6–8 Jun 2024
Gran Sasso Science Institute, L'Aquila, Italy
Europe/Rome timezone

Visuomotor transformations impairment during manual tracking in a simulated microgravity condition

Not scheduled
20m
Gran Sasso Science Institute, L'Aquila, Italy

Gran Sasso Science Institute, L'Aquila, Italy

Via Michele Iacobucci, 2 L'Aquila, Italy
Poster

Description

In contrast to performance in cognitive tasks, tracking performance tends to deteriorate fairly consistently during spaceflight. Whereas it is clear that microgravity has several mechanical, visual, and proprioceptive effects which may impair the motor control, it is in no way settled whether the impairment of tracking performance is indeed specifically microgravity-related, due to the variety of stressors which characterize manned spaceflight and may be involved. A better understanding of the tracking task in microgravity is fundamental to develop superior control strategies for robot-human interaction in microgravity and improve human adaption protocols to such environment. We designed an experiment where a microgravity condition is applied to the upper limb of the subject who is asked to follow a moving object with such limb. Different kinematics laws and geometries are used for the moving object.
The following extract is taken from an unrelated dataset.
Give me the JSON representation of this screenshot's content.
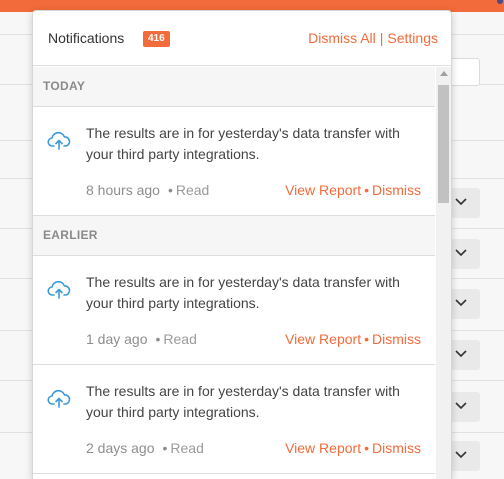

The goal of this experiment is to characterise the microgravity impairment on motor control and verify whether or not it is caused by a mis-calibration of muscular forces resulting from the underestimation of masses due to weightlessness. The effect of this underestimation should be a certain ‘sluggishness’ of the pursuit in following the moving target, however, corrective processes may hide this under-specification of forces. A multi-directional oscillator model has been used to measure the tracking performance of the subject and investigate the presence of possible cross-effect compensation between directions.